One of the reasons that Intinor can deliver high quality at manageable data rates and low latency is that it uses its own transport protocol, Bifrost. This incorporates forward error correction which greatly increases the resilience of the signal at a marginal increase in latency. For Pink Friday, the end-to-end latency was around 0.9 seconds while maintaining excellent HD quality.


The flexibility of the Intinor connectivity platform is seen by Zest4.tv as a commercial benefit as well as an operational one. “The way that options are separate licences means that we can build what we need,” Hopkins said.
“When we started with Intinor we did not actually know what options we would require over time, so we initially purchased the hardware of the Direkt routers along with the standard features,” he said. “Then, as different projects needed slightly different functionality, we added licences for SRT, RTMP send and receive, NDI and four-wire talkback.

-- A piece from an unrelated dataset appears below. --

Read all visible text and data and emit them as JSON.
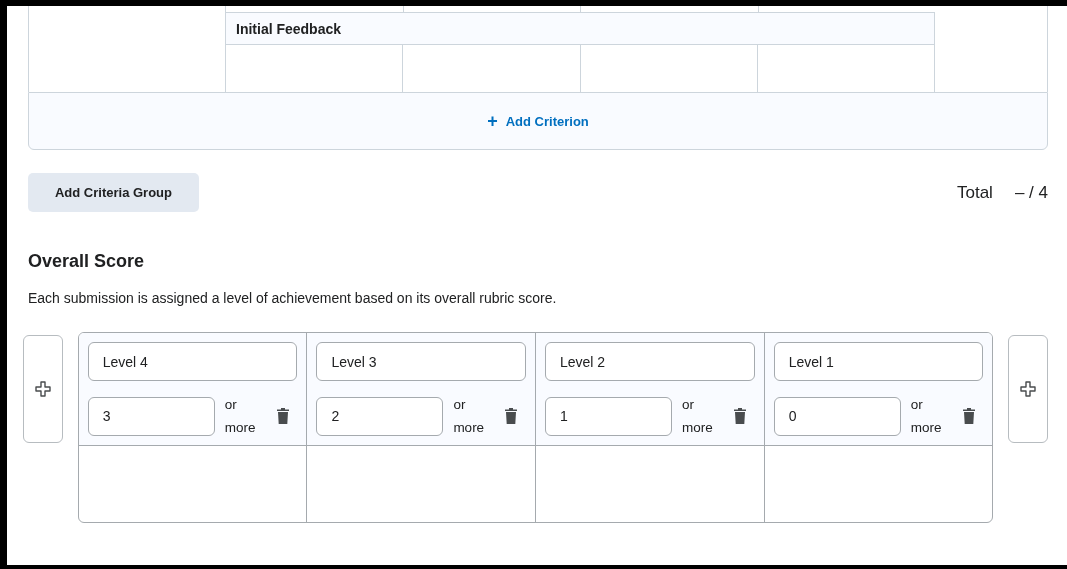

“The Direkt routers and software are incredibly easy to control remotely via a web page, so it is now normal to send a minimal crew to the location – who may never have seen a Direkt router before – knowing they can power it up and plug in the local equipment.


“We do all the configuration and routing from our MCR, or even from a home office. And that same web user interface gives us a realtime dashboard on the health of the feeds at each stage – a real benefit during configuration, testing and live broadcast,” Hopkins said. “Intinor is the choice for remote production if you want a super flexible unit, with the ability to upgrade the licences overnight. The Customer Support from Intinor is also superb, with the Intinor team willing to assist no matter how small the problem. It seems there is always a solution they can offer to our specific networking on interconnection issue on a particular project”


Zest4.tv sees Intinor as a key part of remote production, and remote production as a game-changer for the industry. “During the covid-19 pandemic, we need to keep our crews safe, and remote production allows us to use minimal on-location crews and keep everyone safe,” according to Zest4.tv’s Hopkins.

“Long-term, we have proved the practicality and effectiveness of remote production with work across the UK and into Europe,” he added. “By reducing the size of the crew on the road we have reduced carbon emissions and reduced the budget for travel, hotel and catering, as well as giving our people a better work/life balance.”